Capítulo 7

– Olá! Sou Larry, o seu garçom! – disse Larry, o garçom dos órfãos Baudelaire. Era um homem baixo-te, magrinho, metido numa ridícula roupa de palhaço com uma etiqueta que trazia o nome LARRY pregada no peito.  – Bem-vindos ao restaurante Palhaço Ansioso, onde todos se divertem, gostem ou não. Vejo que temos uma família inteira reunida para almoçar hoje, de modo que me permitam recomendar-lhes a Entrada Familiar Especial Super-divertida. É um monte de coisas fritas juntas e servidas com um molho.  
 – Que ideia maravilhosa! – disse o capitão Sham, sorrindo de uma forma que deixava à mostra todos os seus dentes amarelos.  – Uma Entrada Familiar Especial Superdivertida para uma família especial superdivertida: a minha.
 – Eu vou querer apenas água, obrigada – disse Violet.
 – O mesmo para mim – disse Klaus.  – E um copo com cubos de gelo para minha irmãzinha, por favor.
 – Eu aceito uma xícara de café com creme desnatado – disse o Sr. Poe.
 – Não, senhor, Sr. Poe – disse o capitão Sham.  – Vamos dividir uma bela garrafa de vinho tinto.
 – Não, obrigado, capitão Sham – disse o Sr. Poe.  – Não gosto de beber durante o expediente bancário.
 – Mas este é um almoço comemorativo! – exclamou o capitão Sham.  – Faríamos um brinde a meus três novos filhos. Não é todo dia que um homem se torna pai.  
 – Por favor, capitão – disse o Sr. Poe.  – É animador ver que o senhor está feliz porque vai cuidar dos Baudelaire, mas deve entender que as crianças ficaram sentidas com a morte de tia Josephine.
Há um lagarto chamado camaleão que, como vocês provavelmente sabem, muda de cor de um instante para outro a fim de se harmonizar com o ambiente e dele não se diferenciar. Além de ser escorregadio e ter um sangue-frio notável, o capitão Sham também podia se dizer camaleônico, por sua capacidade de se harmonizar com qualquer situação. Desde que o Sr. Poe e os Baudelaire entraram no Palhaço Ansioso, o capitão Sham não conseguira disfarçar a emoção de ter as crianças praticamente nas suas garras. Mas bastou o Sr. Poe mencionar que a ocasião era na verdade triste, para que imediatamente o capitão Sham começasse a falar com voz compungida. 

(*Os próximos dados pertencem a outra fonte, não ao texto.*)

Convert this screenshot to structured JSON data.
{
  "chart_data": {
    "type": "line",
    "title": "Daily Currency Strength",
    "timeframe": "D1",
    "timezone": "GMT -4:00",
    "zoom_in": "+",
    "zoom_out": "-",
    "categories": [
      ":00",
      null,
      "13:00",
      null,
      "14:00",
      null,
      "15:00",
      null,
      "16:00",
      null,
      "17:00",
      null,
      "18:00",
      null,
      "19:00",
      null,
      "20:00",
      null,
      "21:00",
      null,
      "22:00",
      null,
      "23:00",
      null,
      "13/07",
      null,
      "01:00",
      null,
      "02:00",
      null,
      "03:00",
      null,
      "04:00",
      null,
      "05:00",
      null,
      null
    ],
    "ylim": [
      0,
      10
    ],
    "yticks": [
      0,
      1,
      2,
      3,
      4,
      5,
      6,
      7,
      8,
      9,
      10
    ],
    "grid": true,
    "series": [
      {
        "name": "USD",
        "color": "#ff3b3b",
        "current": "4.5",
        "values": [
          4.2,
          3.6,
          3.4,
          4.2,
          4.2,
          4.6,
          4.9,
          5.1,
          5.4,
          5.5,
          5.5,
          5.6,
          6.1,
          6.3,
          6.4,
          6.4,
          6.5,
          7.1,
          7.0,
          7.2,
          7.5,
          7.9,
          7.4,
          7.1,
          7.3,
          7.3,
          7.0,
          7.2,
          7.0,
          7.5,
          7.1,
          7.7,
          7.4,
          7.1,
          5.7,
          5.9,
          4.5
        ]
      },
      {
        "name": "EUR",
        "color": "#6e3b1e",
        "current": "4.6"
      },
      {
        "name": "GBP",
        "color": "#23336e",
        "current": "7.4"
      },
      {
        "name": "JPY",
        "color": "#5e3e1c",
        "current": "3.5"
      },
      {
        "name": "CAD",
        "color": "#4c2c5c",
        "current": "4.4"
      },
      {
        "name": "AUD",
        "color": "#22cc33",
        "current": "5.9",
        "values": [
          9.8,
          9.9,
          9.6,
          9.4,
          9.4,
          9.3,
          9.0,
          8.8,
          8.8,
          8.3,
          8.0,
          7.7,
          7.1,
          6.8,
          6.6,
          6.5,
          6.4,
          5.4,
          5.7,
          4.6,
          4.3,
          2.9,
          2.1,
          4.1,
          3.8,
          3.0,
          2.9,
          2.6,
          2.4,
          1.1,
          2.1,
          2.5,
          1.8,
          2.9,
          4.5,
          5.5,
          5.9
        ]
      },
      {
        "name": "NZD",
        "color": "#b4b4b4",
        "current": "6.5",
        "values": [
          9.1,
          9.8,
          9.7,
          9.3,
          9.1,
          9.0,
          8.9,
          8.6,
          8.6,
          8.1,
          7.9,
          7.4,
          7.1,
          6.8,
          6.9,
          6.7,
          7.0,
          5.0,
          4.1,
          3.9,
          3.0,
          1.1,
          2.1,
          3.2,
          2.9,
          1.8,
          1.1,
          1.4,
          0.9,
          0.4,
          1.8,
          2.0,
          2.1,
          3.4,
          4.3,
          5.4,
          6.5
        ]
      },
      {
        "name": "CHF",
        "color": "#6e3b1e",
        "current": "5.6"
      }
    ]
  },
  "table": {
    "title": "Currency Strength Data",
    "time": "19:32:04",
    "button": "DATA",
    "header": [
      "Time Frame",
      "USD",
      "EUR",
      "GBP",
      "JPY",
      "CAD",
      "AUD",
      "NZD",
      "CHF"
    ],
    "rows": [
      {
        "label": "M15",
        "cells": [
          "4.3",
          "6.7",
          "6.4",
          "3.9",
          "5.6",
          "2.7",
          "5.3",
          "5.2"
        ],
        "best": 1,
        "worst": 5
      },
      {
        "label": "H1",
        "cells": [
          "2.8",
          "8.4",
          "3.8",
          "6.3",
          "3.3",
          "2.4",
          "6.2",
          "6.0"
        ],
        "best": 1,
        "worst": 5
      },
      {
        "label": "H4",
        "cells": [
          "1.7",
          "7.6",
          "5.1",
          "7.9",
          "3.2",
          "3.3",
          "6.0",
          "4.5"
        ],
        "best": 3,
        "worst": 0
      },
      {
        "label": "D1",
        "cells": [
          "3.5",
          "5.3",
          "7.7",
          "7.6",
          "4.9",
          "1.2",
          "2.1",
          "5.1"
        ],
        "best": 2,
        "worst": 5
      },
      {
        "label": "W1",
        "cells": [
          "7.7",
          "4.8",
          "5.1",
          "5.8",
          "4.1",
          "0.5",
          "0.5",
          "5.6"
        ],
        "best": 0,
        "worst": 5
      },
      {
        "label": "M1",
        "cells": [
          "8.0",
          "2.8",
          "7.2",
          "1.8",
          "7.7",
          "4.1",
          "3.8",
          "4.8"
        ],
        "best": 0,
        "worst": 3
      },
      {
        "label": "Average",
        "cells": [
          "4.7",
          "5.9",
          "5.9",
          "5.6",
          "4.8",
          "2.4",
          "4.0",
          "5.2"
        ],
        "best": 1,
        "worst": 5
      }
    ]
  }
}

 – Também fiquei sentido – disse, enxugando uma lágrima debaixo da venda que tinha num dos olhos.  – Josephine era uma das minhas mais antigas e queridas amigas.
 – Mas você a conheceu ontem – disse Klaus,  – na mercearia.
 – É como se tivesse sido ontem – disse o capitão Sham,  – mas na verdade foi há muitos anos. Ela e eu nos conhecemos numa escola de culinária. Éramos colegas no Curso Avançado de Utilização do Forno.
 – Vocês não foram colegas no Curso Avançado de Utilização do Forno coisa nenhuma – disse Violet, enojada das mentiras do capitão Sham.  – Tia Josephine morria de medo de acender o forno. Ela jamais teria frequentado uma escola de culinária.
 – Logo nos tornamos amigos – disse o capitão Sham, continuando com a história como se ninguém o houvesse interrompido,  – e certa vez ela me disse: 'Se algum dia eu adotar órfãos e em seguida vier a ter uma morte prematura, prometa-me que cuidará deles por mim'. Disse-lhe que assim faria, mas, é claro, jamais imaginei que teria que cumprir minha promessa.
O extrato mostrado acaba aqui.